Based on findings from a variety of large studies, Americans without health insurance faced 40% higher odds of dying during the study periods than the privately insured, the report published online June 26 in the Annals of Internal Medicine found.1
“Being uninsured is deadly,” co-author Dr. Steffie Woolhandler, a Hunter College health policy professor, says in a phone interview. “That was the conclusion from a 2002 Institute of Medicine report. The evidence that’s accumulated over the last 15 years actually strengthens the Institute of Medicine’s conclusions.”
Since the institute, an independent panel of experts, issued its 2002 report, new studies have examined the effect of health insurance on mortality. Woolhandler and Himmelstein reviewed the more recent research and found that having private insurance, when compared with being uninsured, reduced the odds that Americans would die during the studies by as much as 29%, Woolhandler says in a phone interview.

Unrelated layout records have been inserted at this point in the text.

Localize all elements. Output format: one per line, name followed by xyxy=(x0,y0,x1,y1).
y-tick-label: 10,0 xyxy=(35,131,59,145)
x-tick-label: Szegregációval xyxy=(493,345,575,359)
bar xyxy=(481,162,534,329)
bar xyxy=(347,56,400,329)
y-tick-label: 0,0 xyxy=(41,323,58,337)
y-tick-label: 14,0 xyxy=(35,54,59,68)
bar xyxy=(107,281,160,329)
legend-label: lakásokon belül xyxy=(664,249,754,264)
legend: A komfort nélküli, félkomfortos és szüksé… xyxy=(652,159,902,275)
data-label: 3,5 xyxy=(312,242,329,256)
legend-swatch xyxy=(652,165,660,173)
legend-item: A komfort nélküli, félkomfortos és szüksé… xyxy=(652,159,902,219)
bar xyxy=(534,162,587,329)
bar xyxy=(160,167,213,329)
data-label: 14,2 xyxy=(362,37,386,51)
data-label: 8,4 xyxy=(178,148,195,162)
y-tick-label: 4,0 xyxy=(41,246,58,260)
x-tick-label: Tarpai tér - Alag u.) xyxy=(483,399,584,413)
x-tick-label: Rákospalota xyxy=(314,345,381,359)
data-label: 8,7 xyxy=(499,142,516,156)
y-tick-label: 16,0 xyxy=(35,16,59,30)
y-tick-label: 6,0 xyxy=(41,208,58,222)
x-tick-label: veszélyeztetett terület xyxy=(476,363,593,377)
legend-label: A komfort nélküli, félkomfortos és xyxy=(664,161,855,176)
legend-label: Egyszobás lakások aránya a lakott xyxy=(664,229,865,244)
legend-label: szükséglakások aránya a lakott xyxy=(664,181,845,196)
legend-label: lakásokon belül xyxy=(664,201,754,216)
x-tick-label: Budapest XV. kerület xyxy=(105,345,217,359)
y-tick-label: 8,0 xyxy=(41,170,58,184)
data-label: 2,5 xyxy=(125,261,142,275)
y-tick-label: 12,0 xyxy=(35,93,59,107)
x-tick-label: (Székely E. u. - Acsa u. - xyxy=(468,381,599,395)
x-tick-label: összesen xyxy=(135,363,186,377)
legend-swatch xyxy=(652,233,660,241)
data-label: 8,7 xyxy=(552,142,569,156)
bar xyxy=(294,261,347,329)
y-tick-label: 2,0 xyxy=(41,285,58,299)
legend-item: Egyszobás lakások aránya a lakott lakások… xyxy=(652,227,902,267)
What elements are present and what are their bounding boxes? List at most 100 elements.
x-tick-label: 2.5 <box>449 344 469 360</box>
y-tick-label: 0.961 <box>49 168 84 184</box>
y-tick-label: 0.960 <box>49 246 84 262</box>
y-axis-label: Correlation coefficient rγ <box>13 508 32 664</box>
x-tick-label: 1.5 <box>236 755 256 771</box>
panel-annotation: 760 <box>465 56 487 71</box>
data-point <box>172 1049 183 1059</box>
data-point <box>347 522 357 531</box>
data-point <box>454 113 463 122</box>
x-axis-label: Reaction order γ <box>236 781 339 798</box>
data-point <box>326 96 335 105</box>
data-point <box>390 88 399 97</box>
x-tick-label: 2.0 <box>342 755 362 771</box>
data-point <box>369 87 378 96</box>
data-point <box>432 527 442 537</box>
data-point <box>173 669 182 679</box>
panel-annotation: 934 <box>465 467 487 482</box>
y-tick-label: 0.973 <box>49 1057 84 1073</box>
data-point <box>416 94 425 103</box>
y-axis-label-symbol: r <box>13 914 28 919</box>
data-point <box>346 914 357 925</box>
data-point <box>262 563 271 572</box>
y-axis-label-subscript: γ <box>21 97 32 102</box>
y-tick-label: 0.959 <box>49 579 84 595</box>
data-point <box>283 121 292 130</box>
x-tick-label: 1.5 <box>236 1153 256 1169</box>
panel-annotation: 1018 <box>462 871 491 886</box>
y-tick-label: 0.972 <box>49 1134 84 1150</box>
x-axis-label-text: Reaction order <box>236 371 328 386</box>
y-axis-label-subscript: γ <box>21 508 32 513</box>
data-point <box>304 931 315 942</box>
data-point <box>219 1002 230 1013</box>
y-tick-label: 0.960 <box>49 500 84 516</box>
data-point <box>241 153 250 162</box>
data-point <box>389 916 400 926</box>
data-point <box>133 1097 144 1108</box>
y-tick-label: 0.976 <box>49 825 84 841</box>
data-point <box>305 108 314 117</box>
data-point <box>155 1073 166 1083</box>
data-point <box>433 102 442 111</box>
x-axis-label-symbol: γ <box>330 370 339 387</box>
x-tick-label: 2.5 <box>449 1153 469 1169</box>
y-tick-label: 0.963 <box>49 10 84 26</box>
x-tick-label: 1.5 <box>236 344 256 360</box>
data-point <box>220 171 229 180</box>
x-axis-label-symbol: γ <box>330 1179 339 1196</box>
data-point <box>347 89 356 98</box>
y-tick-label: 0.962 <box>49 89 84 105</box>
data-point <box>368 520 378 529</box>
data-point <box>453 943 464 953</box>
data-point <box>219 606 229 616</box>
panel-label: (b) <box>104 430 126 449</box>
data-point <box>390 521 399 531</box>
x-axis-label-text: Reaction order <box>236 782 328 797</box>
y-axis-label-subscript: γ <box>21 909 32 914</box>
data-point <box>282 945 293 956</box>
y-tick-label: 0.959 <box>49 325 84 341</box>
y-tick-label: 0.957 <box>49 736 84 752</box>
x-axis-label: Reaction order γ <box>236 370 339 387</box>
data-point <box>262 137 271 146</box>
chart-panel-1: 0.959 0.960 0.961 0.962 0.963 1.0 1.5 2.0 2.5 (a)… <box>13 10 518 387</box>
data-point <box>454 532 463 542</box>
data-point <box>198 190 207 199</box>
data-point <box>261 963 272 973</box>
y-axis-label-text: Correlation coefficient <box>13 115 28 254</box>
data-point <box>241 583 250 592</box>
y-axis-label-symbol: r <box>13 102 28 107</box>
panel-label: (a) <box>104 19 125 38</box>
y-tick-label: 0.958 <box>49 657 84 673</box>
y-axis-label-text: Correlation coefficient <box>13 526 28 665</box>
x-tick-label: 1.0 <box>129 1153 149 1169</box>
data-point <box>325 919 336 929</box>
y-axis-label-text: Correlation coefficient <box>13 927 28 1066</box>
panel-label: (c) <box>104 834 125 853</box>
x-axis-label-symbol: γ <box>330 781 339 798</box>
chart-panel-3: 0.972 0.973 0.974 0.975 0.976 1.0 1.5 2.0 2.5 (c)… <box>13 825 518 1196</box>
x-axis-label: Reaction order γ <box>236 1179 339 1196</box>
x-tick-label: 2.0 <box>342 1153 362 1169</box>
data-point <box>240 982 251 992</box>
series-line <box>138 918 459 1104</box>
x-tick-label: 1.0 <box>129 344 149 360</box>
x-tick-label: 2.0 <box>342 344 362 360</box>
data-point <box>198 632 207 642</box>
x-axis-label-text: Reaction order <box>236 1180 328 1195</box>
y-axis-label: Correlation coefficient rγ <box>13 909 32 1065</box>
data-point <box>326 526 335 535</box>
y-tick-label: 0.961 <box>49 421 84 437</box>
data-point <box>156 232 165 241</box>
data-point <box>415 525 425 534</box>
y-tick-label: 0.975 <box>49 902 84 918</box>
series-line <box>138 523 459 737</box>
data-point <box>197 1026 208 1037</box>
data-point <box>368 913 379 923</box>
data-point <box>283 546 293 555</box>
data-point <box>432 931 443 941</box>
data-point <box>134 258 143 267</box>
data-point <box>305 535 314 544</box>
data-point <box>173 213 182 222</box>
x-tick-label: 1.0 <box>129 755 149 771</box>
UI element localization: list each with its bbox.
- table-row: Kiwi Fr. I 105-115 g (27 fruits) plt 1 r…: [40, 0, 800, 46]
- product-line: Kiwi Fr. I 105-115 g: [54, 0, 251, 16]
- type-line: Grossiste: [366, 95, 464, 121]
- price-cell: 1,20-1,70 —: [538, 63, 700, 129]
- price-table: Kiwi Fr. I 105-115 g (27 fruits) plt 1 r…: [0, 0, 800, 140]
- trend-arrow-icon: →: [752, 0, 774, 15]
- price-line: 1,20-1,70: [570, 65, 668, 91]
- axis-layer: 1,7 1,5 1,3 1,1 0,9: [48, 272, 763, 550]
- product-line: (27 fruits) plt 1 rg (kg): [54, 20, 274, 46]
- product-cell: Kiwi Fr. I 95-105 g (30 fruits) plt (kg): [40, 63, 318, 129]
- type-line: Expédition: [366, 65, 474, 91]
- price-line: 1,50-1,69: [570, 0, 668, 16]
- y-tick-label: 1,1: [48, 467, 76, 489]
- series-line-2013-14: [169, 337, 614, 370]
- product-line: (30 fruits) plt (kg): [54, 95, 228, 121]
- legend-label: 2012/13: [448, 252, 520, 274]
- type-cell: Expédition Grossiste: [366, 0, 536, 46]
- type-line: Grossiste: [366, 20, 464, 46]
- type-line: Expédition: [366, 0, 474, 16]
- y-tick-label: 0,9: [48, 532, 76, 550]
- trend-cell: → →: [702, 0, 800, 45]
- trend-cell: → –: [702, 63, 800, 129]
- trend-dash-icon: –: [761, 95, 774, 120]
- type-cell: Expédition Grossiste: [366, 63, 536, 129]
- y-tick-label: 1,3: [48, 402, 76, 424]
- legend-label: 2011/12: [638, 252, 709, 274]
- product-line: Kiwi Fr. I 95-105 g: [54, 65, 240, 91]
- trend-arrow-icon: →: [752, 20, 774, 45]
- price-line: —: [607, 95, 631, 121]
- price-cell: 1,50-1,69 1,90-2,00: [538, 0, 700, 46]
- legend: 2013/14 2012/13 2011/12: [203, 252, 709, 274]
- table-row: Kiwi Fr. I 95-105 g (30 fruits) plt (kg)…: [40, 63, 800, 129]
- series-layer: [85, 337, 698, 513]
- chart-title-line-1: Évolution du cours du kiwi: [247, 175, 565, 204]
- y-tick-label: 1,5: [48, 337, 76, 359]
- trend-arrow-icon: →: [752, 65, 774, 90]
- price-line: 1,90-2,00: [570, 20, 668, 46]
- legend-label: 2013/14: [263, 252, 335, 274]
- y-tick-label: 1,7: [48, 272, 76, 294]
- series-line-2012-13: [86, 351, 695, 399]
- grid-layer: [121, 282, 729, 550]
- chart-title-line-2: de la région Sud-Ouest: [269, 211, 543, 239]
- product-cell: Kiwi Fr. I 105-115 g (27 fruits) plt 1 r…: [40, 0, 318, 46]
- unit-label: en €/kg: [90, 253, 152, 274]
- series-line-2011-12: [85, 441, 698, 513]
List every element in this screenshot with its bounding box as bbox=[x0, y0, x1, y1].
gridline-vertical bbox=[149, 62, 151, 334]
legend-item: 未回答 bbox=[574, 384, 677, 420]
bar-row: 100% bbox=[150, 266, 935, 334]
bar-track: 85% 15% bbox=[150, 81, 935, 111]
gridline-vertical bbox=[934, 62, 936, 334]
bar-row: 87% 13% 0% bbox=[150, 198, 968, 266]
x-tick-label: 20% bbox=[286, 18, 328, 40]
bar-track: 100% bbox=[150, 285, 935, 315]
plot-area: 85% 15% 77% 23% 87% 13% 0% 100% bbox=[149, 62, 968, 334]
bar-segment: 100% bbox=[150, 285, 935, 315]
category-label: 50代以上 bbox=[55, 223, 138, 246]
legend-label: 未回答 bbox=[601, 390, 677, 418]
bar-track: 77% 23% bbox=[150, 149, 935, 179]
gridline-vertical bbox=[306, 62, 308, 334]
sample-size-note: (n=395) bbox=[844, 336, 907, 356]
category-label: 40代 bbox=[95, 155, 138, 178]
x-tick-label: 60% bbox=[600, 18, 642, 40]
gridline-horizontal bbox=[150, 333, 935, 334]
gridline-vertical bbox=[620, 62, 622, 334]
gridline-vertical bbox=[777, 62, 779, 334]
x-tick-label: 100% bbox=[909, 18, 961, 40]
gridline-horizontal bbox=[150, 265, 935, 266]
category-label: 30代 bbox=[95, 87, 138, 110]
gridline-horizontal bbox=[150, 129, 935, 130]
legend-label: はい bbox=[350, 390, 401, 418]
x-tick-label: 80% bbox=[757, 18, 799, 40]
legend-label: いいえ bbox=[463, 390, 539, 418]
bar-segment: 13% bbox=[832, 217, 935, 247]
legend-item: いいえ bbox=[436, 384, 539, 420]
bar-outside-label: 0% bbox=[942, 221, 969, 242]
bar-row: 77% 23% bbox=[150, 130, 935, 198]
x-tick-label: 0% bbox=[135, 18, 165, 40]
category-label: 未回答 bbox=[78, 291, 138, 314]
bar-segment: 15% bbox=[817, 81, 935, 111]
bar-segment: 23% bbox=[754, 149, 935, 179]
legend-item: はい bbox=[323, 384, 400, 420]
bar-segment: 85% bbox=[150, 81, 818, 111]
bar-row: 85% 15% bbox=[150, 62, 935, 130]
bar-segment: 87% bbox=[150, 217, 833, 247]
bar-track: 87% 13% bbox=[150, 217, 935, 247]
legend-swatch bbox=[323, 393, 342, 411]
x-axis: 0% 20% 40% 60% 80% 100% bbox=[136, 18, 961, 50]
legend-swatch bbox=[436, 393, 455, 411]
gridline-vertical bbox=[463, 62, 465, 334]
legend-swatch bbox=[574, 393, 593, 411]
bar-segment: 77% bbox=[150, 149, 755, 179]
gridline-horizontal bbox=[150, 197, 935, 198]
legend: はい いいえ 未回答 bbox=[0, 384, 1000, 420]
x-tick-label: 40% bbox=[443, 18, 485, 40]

But Bernard Black, another researcher who’s looked at the issue, questioned the methodology used in most other studies and attacked the new report’s conclusions as “completely invalid.” Almost all the studies compared uninsured to privately insured Americans and excluded people with public insurance.
“It’s not a proper research design,” Black, a professor at Northwestern University’s Pritzker School of Law in Chicago, says in a phone interview. “The core mistake—let’s take the sick people out of the equation.”
Woolhandler called Baker’s view “clearly an outlier.” Most of the researchers removed publicly insured Americans from their analyses because people frequently go on public insurance when they become disabled, and therefore, including the publicly insured would muddy the results and fail to clarify whether having insurance kept people alive, she says.
Consequently, researchers generally have compared uninsured people with privately insured people while trying to control for variables that might affect mortality, such as poverty and health status, she says.
It would be unethical to study the question by randomly insuring some Americans and not others. But a lottery for insurance in Oregon did create something akin to the gold standard of a randomized controlled trial.